She stopped and smiled, contemplating the enormity of the system she was using. The computers controlling the images were on the other side of the country. The original design collections were located in several different states.

Nolan was right. I can do this kind of research from absolutely anywhere. Things really are going to work out for us.

*

Nolan now had at least two dozen books spread out on the table in front of him, all opened in various places, all offering varied and sometimes conflicting information on the nature of the trickster archetype. One thing was abundantly clear. All cultures had their tricksters.

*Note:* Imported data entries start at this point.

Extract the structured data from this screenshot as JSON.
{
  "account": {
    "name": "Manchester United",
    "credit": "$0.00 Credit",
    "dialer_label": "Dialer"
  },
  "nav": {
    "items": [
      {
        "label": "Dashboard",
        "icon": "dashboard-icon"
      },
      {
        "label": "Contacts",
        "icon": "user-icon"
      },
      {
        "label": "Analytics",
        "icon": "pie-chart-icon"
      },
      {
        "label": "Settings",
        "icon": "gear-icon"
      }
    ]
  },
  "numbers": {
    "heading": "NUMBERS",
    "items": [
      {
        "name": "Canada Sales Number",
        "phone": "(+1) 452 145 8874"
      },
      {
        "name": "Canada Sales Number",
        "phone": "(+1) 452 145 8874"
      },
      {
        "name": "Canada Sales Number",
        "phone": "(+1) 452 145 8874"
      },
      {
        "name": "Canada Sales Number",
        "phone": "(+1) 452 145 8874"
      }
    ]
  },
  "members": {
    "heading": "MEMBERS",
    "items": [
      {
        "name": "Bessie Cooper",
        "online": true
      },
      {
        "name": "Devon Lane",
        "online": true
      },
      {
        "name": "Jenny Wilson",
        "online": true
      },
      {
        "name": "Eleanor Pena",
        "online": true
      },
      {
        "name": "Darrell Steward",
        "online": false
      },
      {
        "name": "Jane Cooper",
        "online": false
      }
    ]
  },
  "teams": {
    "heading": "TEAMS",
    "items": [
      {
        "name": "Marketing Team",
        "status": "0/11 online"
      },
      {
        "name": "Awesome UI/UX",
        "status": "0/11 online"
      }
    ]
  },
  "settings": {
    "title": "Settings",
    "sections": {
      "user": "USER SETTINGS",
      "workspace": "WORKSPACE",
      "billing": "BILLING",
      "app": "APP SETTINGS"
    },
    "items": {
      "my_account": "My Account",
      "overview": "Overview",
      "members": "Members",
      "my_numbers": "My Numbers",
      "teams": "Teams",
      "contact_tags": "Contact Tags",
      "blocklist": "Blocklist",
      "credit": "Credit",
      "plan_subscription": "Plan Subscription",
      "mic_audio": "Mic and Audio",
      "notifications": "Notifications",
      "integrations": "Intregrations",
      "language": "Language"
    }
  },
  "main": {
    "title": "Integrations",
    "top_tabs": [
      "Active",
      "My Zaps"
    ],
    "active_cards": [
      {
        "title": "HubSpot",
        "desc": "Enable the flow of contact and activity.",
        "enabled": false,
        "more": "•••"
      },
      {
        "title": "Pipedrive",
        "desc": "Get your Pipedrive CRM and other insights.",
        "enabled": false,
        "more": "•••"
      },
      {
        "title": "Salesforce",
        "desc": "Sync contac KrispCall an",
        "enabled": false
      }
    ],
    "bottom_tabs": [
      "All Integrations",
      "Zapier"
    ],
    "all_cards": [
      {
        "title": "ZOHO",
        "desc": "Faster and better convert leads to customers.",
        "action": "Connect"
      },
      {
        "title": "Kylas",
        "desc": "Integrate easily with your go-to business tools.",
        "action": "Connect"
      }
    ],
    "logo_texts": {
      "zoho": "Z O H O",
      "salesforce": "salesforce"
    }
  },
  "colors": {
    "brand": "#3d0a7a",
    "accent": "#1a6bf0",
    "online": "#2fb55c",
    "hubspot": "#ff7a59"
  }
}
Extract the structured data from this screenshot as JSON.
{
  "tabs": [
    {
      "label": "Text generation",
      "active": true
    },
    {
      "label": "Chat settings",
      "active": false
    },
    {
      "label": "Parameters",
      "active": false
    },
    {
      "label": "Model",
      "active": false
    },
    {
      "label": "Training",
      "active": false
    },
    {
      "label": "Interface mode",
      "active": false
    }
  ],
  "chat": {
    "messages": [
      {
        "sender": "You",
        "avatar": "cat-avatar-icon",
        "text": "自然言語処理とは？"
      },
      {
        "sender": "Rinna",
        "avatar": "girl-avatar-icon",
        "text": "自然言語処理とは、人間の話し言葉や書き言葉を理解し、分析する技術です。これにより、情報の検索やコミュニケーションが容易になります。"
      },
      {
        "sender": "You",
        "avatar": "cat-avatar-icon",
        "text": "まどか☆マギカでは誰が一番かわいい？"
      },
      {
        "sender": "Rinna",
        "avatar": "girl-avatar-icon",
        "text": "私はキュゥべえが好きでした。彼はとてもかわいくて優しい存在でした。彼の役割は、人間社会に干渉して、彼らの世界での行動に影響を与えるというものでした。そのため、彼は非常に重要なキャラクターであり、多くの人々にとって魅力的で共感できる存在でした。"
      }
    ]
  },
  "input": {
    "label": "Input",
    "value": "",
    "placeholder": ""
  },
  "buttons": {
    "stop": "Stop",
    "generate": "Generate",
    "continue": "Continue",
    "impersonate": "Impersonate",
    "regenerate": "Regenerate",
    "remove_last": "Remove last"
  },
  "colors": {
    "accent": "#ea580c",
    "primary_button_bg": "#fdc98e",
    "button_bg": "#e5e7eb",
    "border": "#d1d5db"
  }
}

Just like Auggie, these figures were pranksters, loafers, and rebels. But they were something more besides. They were divinities—quite literally gods. They were not merely to be mocked and laughed at (although those were appropriate reactions), they were also to be worshipped as the most powerful of spirits.

He read about mischievous Spiders, Rabbits, and Tortoises of African tribes, the Raven of the Inuits of the American Northwest, the Norse Loki, the Polynesian Maui, the Navajo Coyote, and the Kiowa Saynday. Many of those tricksters performed highly exalted cosmic functions. Many were generous, Promethean fire givers. Some were protectors of human beings. And several were named as the creator of the earth and all its people. Coyote and Saynday, in particular, were as renowned for their benevolence and power as for their stupidity and foolishness.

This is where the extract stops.